Give how big these movies have become, it bears a reminder: The Fast and the Furious, released in 2001, was an action-crime drama about an undercover cop infiltrating a gang of street racers scheming to steal DVD players. That was it. It was kids in tricked-out Hondas risking jail time over electronics that would be obsolete by the end of Bush’s term.
Nearly two decades later and you can see some of those very same characters stopping drug lords, cyber terrorists, nuclear bombs, and blasting off to space. It’s silly and ridiculous, but after 20 years these movies earn the right to escalate things.
Evidence of that escalation is no more apparent than in the series’ first spin-off, 2019’s Hobbs & Shaw. Starring two of the series’ breakout characters Hobbs (Dwayne Johnson, who debuted in 2011’s Fast Five) and Shaw (Jason Statham, whose first appearance was a post-credits cameo in 2013’s Fast & Furious 6), Hobbs & Shaw is also the franchise’s first science-fiction movie in its inclusion of a superhuman antagonist and a plot MacGuffin that takes the form of a dangerous bio-weapon.
And Hobbs & Shaw is the movie you need to watch before it leaves HBO Max on June 13.
While it’s set after 2017’s The Fate of the Furious, Hobbs & Shaw functions on its own. Adversaries Luke Hobbs (Johnson), a DSS agent, and Deckard Shaw (Statham), a mercenary, are forced to work together to stop a medically enhanced superhuman, Brixton Lore (Idris Elba), who works as a puppet for an even more powerful organization called Eteon. The two team up with Shaw’s sister, Hattie (Vanessa Kirby), who is somehow at the center of everything.
Hobbs & Shaw is a paradox of a movie, existing as both a Fast & Furious installment and something else entirely. Its predominant theme is still the franchise’s favorite “F” word, family, as Hobbs and Shaw turn into reluctant brothers who rely on each other despite their egos. And both Hobbs and Shaw get invested in stopping Brixton to protect their flesh and blood. The climax set in American Samoa (filmed in Kaua’i in Hawaii), where Hobbs leads a haka, is a thrilling expression of Māori spiritualism that is steeped in heritage, identity, and yes, family. Extra neat: Johnson’s real blood cousin, professional wrestler Roman Reigns, gets a cameo in this scene, evidence that Johnson doesn’t just performing for an audience but tries to live up to the story’s message in his own way.
But Hobbs & Shaw, when it was released in the summer of 2019, was the franchise’s next big leap into territory it hadn’t before, which consequently gives it an identity all to its own.
True, Hobbs & Shaw was riding the momentum Fast & Furious was set.

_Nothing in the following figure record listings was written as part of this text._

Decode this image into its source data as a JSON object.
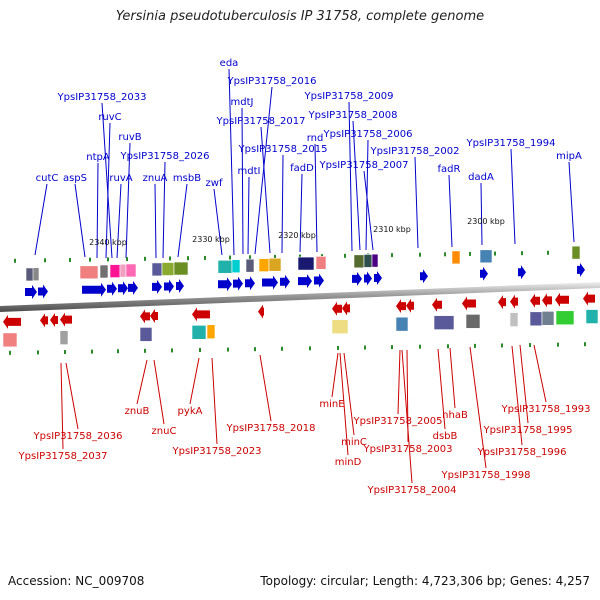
{
  "title": "Yersinia pseudotuberculosis IP 31758, complete genome",
  "footer": {
    "accession": "Accession: NC_009708",
    "stats": "Topology: circular; Length: 4,723,306 bp; Genes: 4,257"
  },
  "scale_ticks": [
    "2340 kbp",
    "2330 kbp",
    "2320 kbp",
    "2310 kbp",
    "2300 kbp"
  ],
  "forward_genes": [
    "cutC",
    "aspS",
    "ntpA",
    "ruvC",
    "YpsIP31758_2033",
    "ruvA",
    "ruvB",
    "znuA",
    "YpsIP31758_2026",
    "msbB",
    "zwf",
    "eda",
    "mdtJ",
    "mdtI",
    "YpsIP31758_2016",
    "YpsIP31758_2017",
    "YpsIP31758_2015",
    "fadD",
    "rnd",
    "YpsIP31758_2009",
    "YpsIP31758_2008",
    "YpsIP31758_2006",
    "YpsIP31758_2007",
    "YpsIP31758_2002",
    "fadR",
    "dadA",
    "YpsIP31758_1994",
    "mipA"
  ],
  "reverse_genes": [
    "YpsIP31758_2036",
    "YpsIP31758_2037",
    "znuB",
    "znuC",
    "pykA",
    "YpsIP31758_2023",
    "YpsIP31758_2018",
    "minE",
    "minC",
    "minD",
    "YpsIP31758_2005",
    "YpsIP31758_2003",
    "YpsIP31758_2004",
    "dsbB",
    "nhaB",
    "YpsIP31758_1998",
    "YpsIP31758_1996",
    "YpsIP31758_1995",
    "YpsIP31758_1993"
  ],
  "colors": {
    "forward": "#0000cc",
    "reverse": "#cc0000",
    "backbone": "#888888",
    "tick_marks": "#2a8a2a"
  }
}
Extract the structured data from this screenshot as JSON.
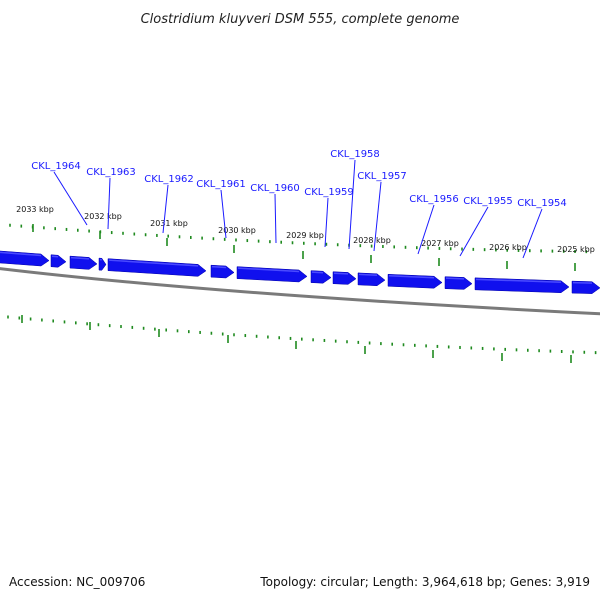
{
  "title": "Clostridium kluyveri DSM 555, complete genome",
  "footer": {
    "accession": "Accession: NC_009706",
    "summary": "Topology: circular; Length: 3,964,618 bp; Genes: 3,919"
  },
  "colors": {
    "gene": "#1010ee",
    "gene_highlight": "#4a4aff",
    "label": "#1a1aff",
    "tick": "#1f8a1f",
    "backbone": "#7a7a7a"
  },
  "kbp_labels": [
    "2033 kbp",
    "2032 kbp",
    "2031 kbp",
    "2030 kbp",
    "2029 kbp",
    "2028 kbp",
    "2027 kbp",
    "2026 kbp",
    "2025 kbp"
  ],
  "genes": [
    "CKL_1964",
    "CKL_1963",
    "CKL_1962",
    "CKL_1961",
    "CKL_1960",
    "CKL_1959",
    "CKL_1958",
    "CKL_1957",
    "CKL_1956",
    "CKL_1955",
    "CKL_1954"
  ]
}
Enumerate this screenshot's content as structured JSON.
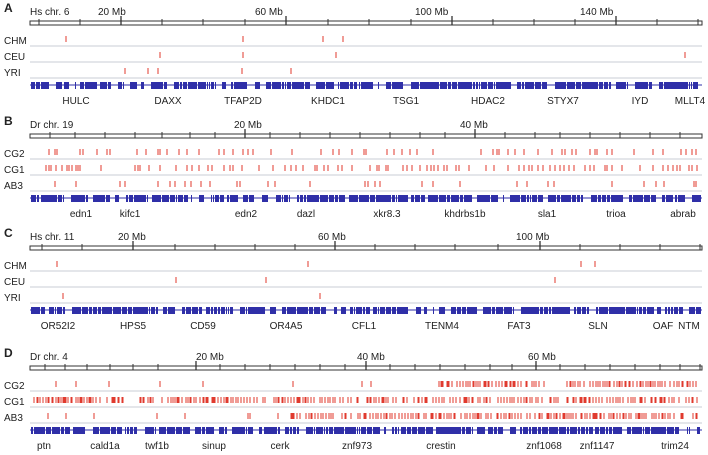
{
  "colors": {
    "ruler": "#333333",
    "track_line": "#c9cdd6",
    "variant": "#e03a2e",
    "gene": "#2f2fa8",
    "text": "#222222"
  },
  "panels": [
    {
      "letter": "A",
      "chrom_label": "Hs chr. 6",
      "ticks": [
        "20 Mb",
        "60 Mb",
        "100 Mb",
        "140 Mb"
      ],
      "tracks": [
        "CHM",
        "CEU",
        "YRI"
      ],
      "genes": [
        "HULC",
        "DAXX",
        "TFAP2D",
        "KHDC1",
        "TSG1",
        "HDAC2",
        "STYX7",
        "IYD",
        "MLLT4"
      ]
    },
    {
      "letter": "B",
      "chrom_label": "Dr chr. 19",
      "ticks": [
        "20 Mb",
        "40 Mb"
      ],
      "tracks": [
        "CG2",
        "CG1",
        "AB3"
      ],
      "genes": [
        "edn1",
        "kifc1",
        "edn2",
        "dazl",
        "xkr8.3",
        "khdrbs1b",
        "sla1",
        "trioa",
        "abrab"
      ]
    },
    {
      "letter": "C",
      "chrom_label": "Hs chr. 11",
      "ticks": [
        "20 Mb",
        "60 Mb",
        "100 Mb"
      ],
      "tracks": [
        "CHM",
        "CEU",
        "YRI"
      ],
      "genes": [
        "OR52I2",
        "HPS5",
        "CD59",
        "OR4A5",
        "CFL1",
        "TENM4",
        "FAT3",
        "SLN",
        "OAF",
        "NTM"
      ]
    },
    {
      "letter": "D",
      "chrom_label": "Dr chr. 4",
      "ticks": [
        "20 Mb",
        "40 Mb",
        "60 Mb"
      ],
      "tracks": [
        "CG2",
        "CG1",
        "AB3"
      ],
      "genes": [
        "ptn",
        "cald1a",
        "twf1b",
        "sinup",
        "cerk",
        "znf973",
        "crestin",
        "znf1068",
        "znf1147",
        "trim24"
      ]
    }
  ]
}
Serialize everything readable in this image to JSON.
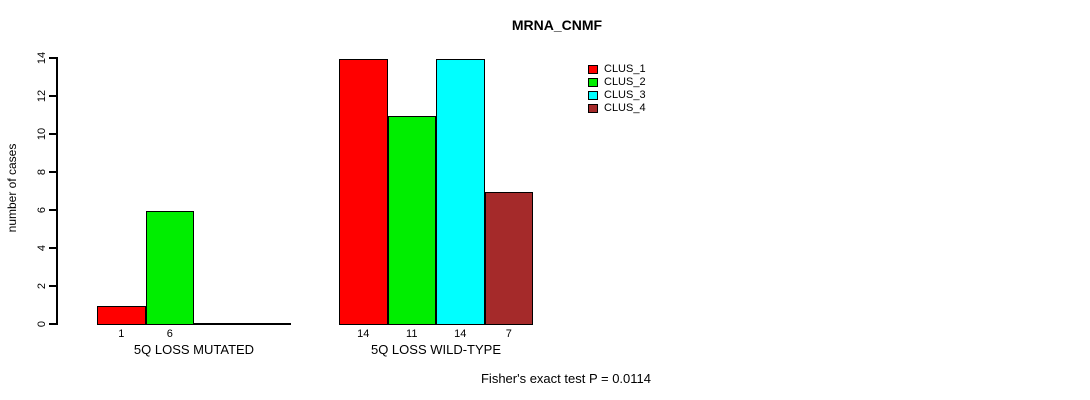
{
  "chart_data": {
    "type": "bar",
    "title": "MRNA_CNMF",
    "xlabel": "",
    "ylabel": "number of cases",
    "ylim": [
      0,
      14
    ],
    "yticks": [
      0,
      2,
      4,
      6,
      8,
      10,
      12,
      14
    ],
    "grid": false,
    "legend_position": "top-right",
    "categories": [
      "5Q LOSS MUTATED",
      "5Q LOSS WILD-TYPE"
    ],
    "series": [
      {
        "name": "CLUS_1",
        "color": "#ff0000",
        "values": [
          1,
          14
        ]
      },
      {
        "name": "CLUS_2",
        "color": "#00ee00",
        "values": [
          6,
          11
        ]
      },
      {
        "name": "CLUS_3",
        "color": "#00ffff",
        "values": [
          0,
          14
        ]
      },
      {
        "name": "CLUS_4",
        "color": "#a52a2a",
        "values": [
          0,
          7
        ]
      }
    ],
    "bar_value_labels": {
      "5Q LOSS MUTATED": [
        "1",
        "6",
        "",
        ""
      ],
      "5Q LOSS WILD-TYPE": [
        "14",
        "11",
        "14",
        "7"
      ]
    },
    "annotation": "Fisher's exact test P = 0.0114",
    "colors": {
      "axis": "#000000",
      "text": "#000000",
      "background": "#ffffff"
    }
  }
}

The antagonist of The Fate of The Furious, Cipher played by Charlize Theron, was/is a super hacker whose sufficiently advanced skills behind a keyboard are indistinguishable from magic. That was a step forward from Furious 7, where Statham’s Shaw was a vindictive badass crossed with a slasher movie villain. He in turn was another step from Fast & Furious 6, the first time the Fast movies resembled an international spy flick. Hobbs & Shaw is only part of a natural evolution that was taking place over many years, not overnight.
Hobbs & Shaw doesn’t qualify as a “good” movie even in summer blockbuster terms. Don’t get it twisted: It’s a lot of fun and it’s very funny, all thanks to the insane charisma of Johnson, a remarkably skilled deadpan actor in Kirby, Statham just generally nailing his timing, and the inclusion of Ryan Reynolds and Rob Delaney in supporting roles that just feels like cheating.
But Hobbs & Shaw’s confused strokes, caught between action that ought to feel dangerous and buff men who survive them, keeps Hobbs & Shaw from achieving greatness. It is maybe too big of a picture for director David Leitch, a craftsman who excels best with intimately-scaled action (like 2014’s John Wick and 2017’s Atomic Blonde) than comic book insanity. Brixton proudly calls himself “Black Superman,” but no one else feels human enough either.
When I reviewed Hobbs & Shaw rather negatively two years ago, I was fatigued at thinking where Fast & Furious was headed. Hobbs & Shaw was a leap from the franchise’s already significant growth into James Bond-esque plots and villains, but the recent F9, which isn’t a spoiler to say it ends in outer space, now makes Hobbs & Shaw look harmless and quaint. Turns out, it didn’t have to be a good movie. It just had to be a good time.
Hobbs & Shaw is streaming now on HBO Max until it leaves on June 13.